J&K Congress chief spokesperson Ravinder Sharma asked the BJP to explain “what Jammu achieved with the closure of a premier medical institute named after holy Mata Vaishno Devi ji”.
“Just to cover up the failure of the Health Ministry headed by J P Nadda, the Jammu region is made to suffer instead of changing the norms” regarding admissions, he said.
J&K’s ruling National Conference’s provincial president, Rattan Lal Gupta, said that SMVDIME, once projected as a flagship institution for the Jammu region, has now become a symbol of the BJP’s anti-Jammu and anti-youth approach, exposing its hollow and divisive politics. He said, “Withdrawal of permission is not a technical lapse, but a systematic failure reflecting the L-G administration’s inability to ensure basic compliance with MCI norms despite BJP’s control at the Centre.”

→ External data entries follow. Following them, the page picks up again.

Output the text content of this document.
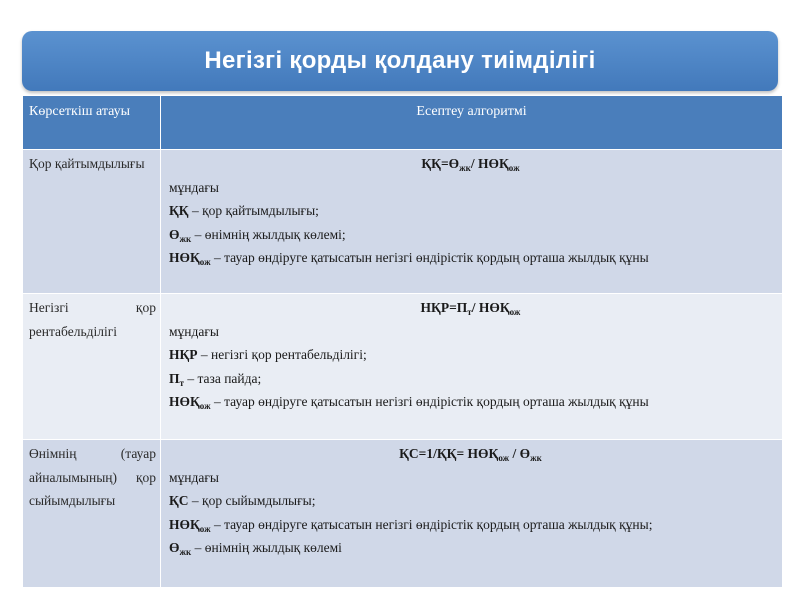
Негізгі қорды қолдану тиімділігі
Көрсеткіш атауы	Есептеу алгоритмі
Қор қайтымдылығы	$ҚҚ=Ө_{жк}/$ $НӨҚ_{ож}$
мұндағы
ҚҚ – қор қайтымдылығы;
$Ө_{жк}$ – өнімнің жылдық көлемі;
$НӨҚ_{ож}$ – тауар өндіруге қатысатын негізгі өндірістік қордың орташа жылдық құны

Негізгі қор рентабельділігі	$НҚР=П_т/$ $НӨҚ_{ож}$
мұндағы
НҚР – негізгі қор рентабельділігі;
$П_т$ – таза пайда;
$НӨҚ_{ож}$ – тауар өндіруге қатысатын негізгі өндірістік қордың орташа жылдық құны

Өнімнің (тауар айналымының) қор сыйымдылығы	$ҚС=1/ҚҚ= НӨҚ_{ож} / Ө_{жк}$
мұндағы
ҚС – қор сыйымдылығы;
$НӨҚ_{ож}$ – тауар өндіруге қатысатын негізгі өндірістік қордың орташа жылдық құны;
$Ө_{жк}$ – өнімнің жылдық көлемі
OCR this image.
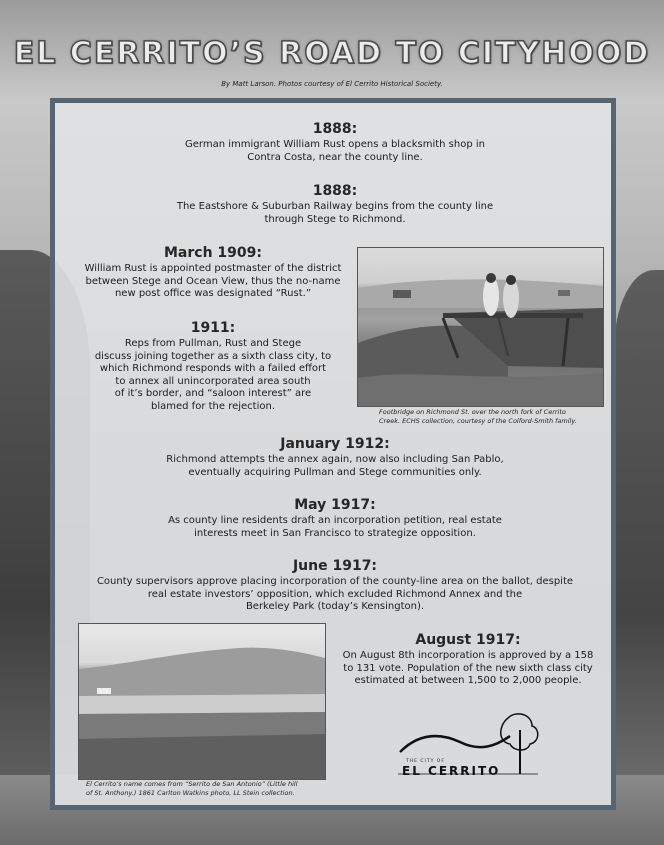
EL CERRITO’S ROAD TO CITYHOOD
By Matt Larson. Photos courtesy of El Cerrito Historical Society.
1888:
German immigrant William Rust opens a blacksmith shop in
Contra Costa, near the county line.
1888:
The Eastshore & Suburban Railway begins from the county line
through Stege to Richmond.
March 1909:
William Rust is appointed postmaster of the district
between Stege and Ocean View, thus the no-name
new post office was designated “Rust.”
1911:
Reps from Pullman, Rust and Stege
discuss joining together as a sixth class city, to
which Richmond responds with a failed effort
to annex all unincorporated area south
of it’s border, and “saloon interest” are
blamed for the rejection.
Footbridge on Richmond St. over the north fork of Cerrito
Creek. ECHS collection, courtesy of the Colford-Smith family.
January 1912:
Richmond attempts the annex again, now also including San Pablo,
eventually acquiring Pullman and Stege communities only.
May 1917:
As county line residents draft an incorporation petition, real estate
interests meet in San Francisco to strategize opposition.
June 1917:
County supervisors approve placing incorporation of the county-line area on the ballot, despite
real estate investors’ opposition, which excluded Richmond Annex and the
Berkeley Park (today’s Kensington).
El Cerrito’s name comes from “Serrito de San Antonio” (Little hill
of St. Anthony.) 1861 Carlton Watkins photo, LL Stein collection.
August 1917:
On August 8th incorporation is approved by a 158
to 131 vote. Population of the new sixth class city
estimated at between 1,500 to 2,000 people.
THE CITY OF
EL CERRITO
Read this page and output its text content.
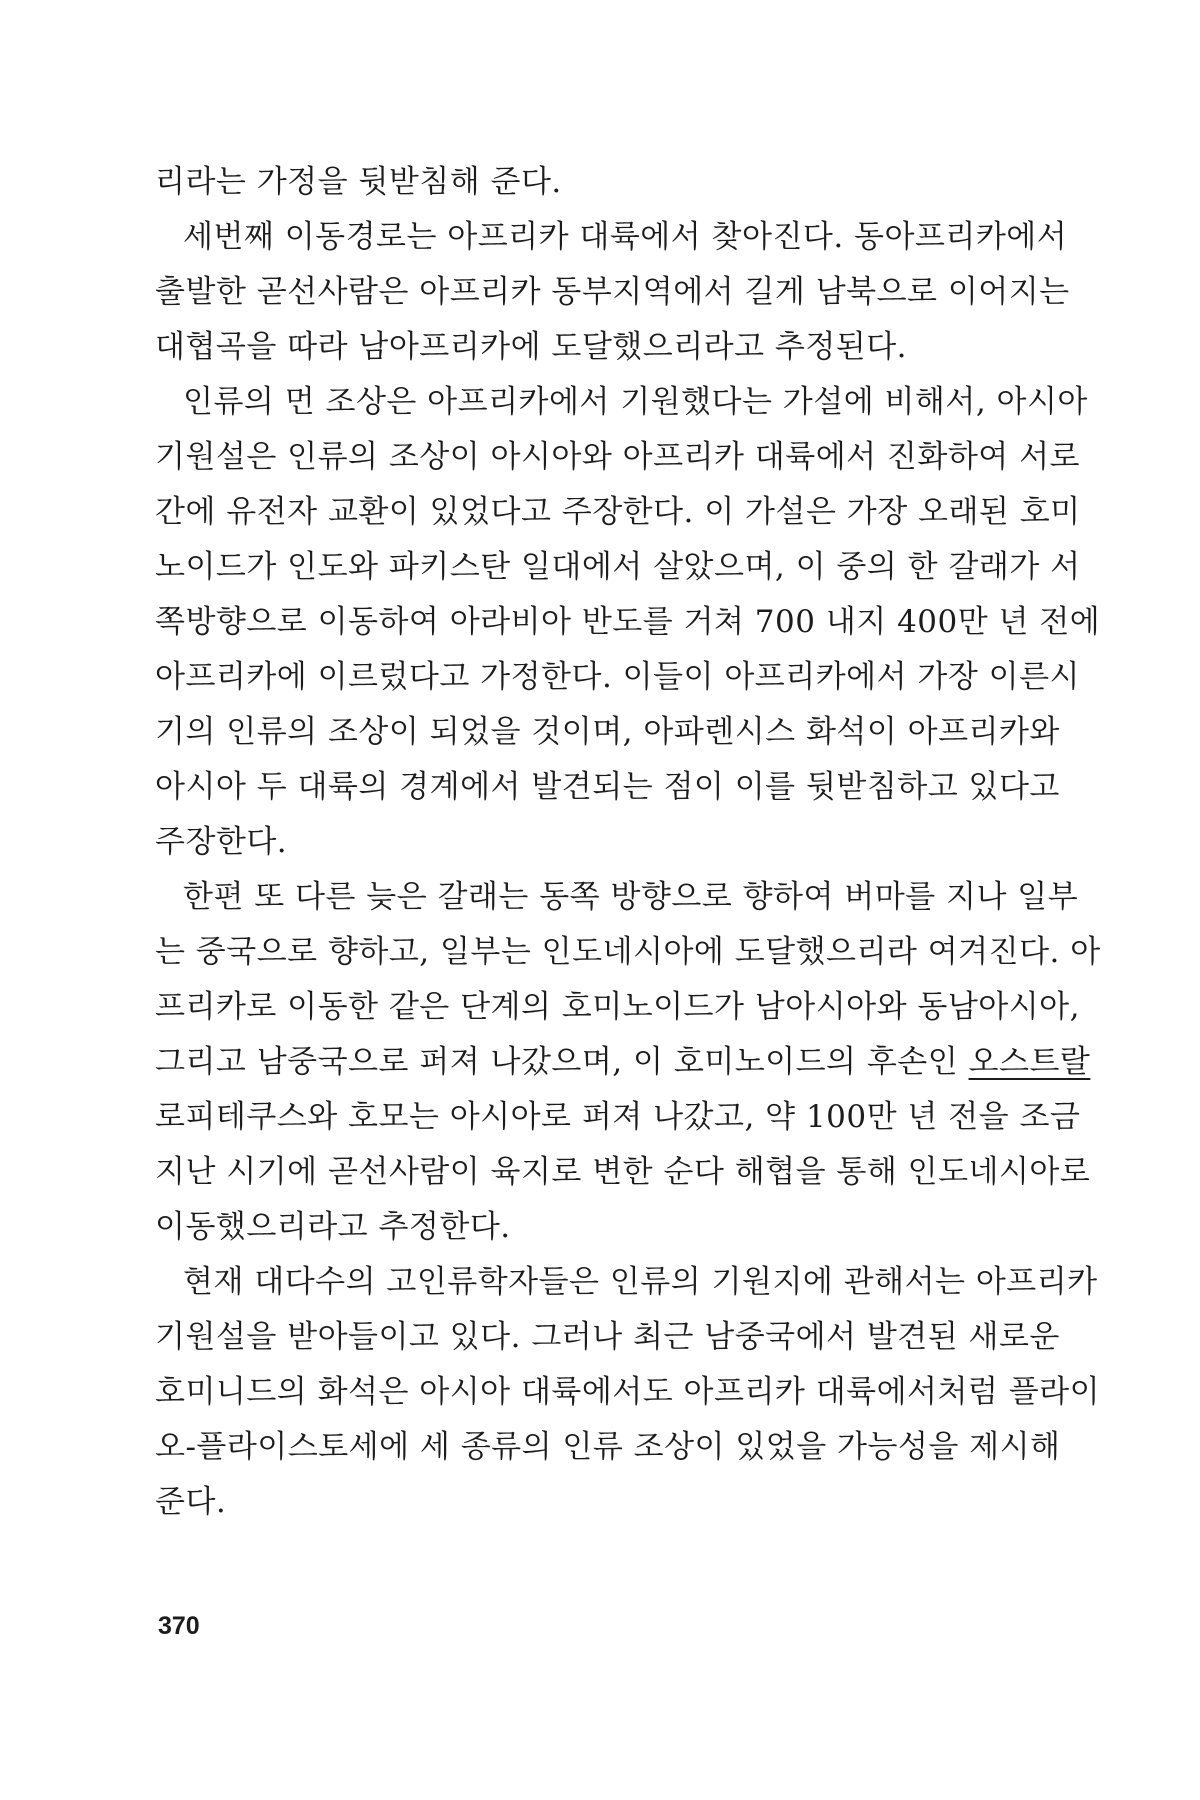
리라는 가정을 뒷받침해 준다.
세번째 이동경로는 아프리카 대륙에서 찾아진다. 동아프리카에서
출발한 곧선사람은 아프리카 동부지역에서 길게 남북으로 이어지는
대협곡을 따라 남아프리카에 도달했으리라고 추정된다.
인류의 먼 조상은 아프리카에서 기원했다는 가설에 비해서, 아시아
기원설은 인류의 조상이 아시아와 아프리카 대륙에서 진화하여 서로
간에 유전자 교환이 있었다고 주장한다. 이 가설은 가장 오래된 호미
노이드가 인도와 파키스탄 일대에서 살았으며, 이 중의 한 갈래가 서
쪽방향으로 이동하여 아라비아 반도를 거쳐 700 내지 400만 년 전에
아프리카에 이르렀다고 가정한다. 이들이 아프리카에서 가장 이른시
기의 인류의 조상이 되었을 것이며, 아파렌시스 화석이 아프리카와
아시아 두 대륙의 경계에서 발견되는 점이 이를 뒷받침하고 있다고
주장한다.
한편 또 다른 늦은 갈래는 동쪽 방향으로 향하여 버마를 지나 일부
는 중국으로 향하고, 일부는 인도네시아에 도달했으리라 여겨진다. 아
프리카로 이동한 같은 단계의 호미노이드가 남아시아와 동남아시아,
그리고 남중국으로 퍼져 나갔으며, 이 호미노이드의 후손인 오스트랄
로피테쿠스와 호모는 아시아로 퍼져 나갔고, 약 100만 년 전을 조금
지난 시기에 곧선사람이 육지로 변한 순다 해협을 통해 인도네시아로
이동했으리라고 추정한다.
현재 대다수의 고인류학자들은 인류의 기원지에 관해서는 아프리카
기원설을 받아들이고 있다. 그러나 최근 남중국에서 발견된 새로운
호미니드의 화석은 아시아 대륙에서도 아프리카 대륙에서처럼 플라이
오-플라이스토세에 세 종류의 인류 조상이 있었을 가능성을 제시해
준다.
370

Budhal MLA Javed Iqbal Choudhary described the de-recognition of SMVDIME as “a dangerous and shameful reality” if the action was taken merely because Muslim students were selected on merit. “When merit becomes unacceptable, the country must seriously introspect about the direction it is moving in,” he said.
While the NMC has said its team found deficiencies in infrastructure during a surprise inspection earlier this month, officials from the medical college contested this claim, calling the inspection report a “farce” and “contrary to facts”. They alleged that the inspection team had visited the college premises with a pre-determined mind to close it down to assuage the protesters who opposed the admission of Muslim students from Kashmir, who got into the institute on the basis of their score in the National Eligibility cum Entrance Test.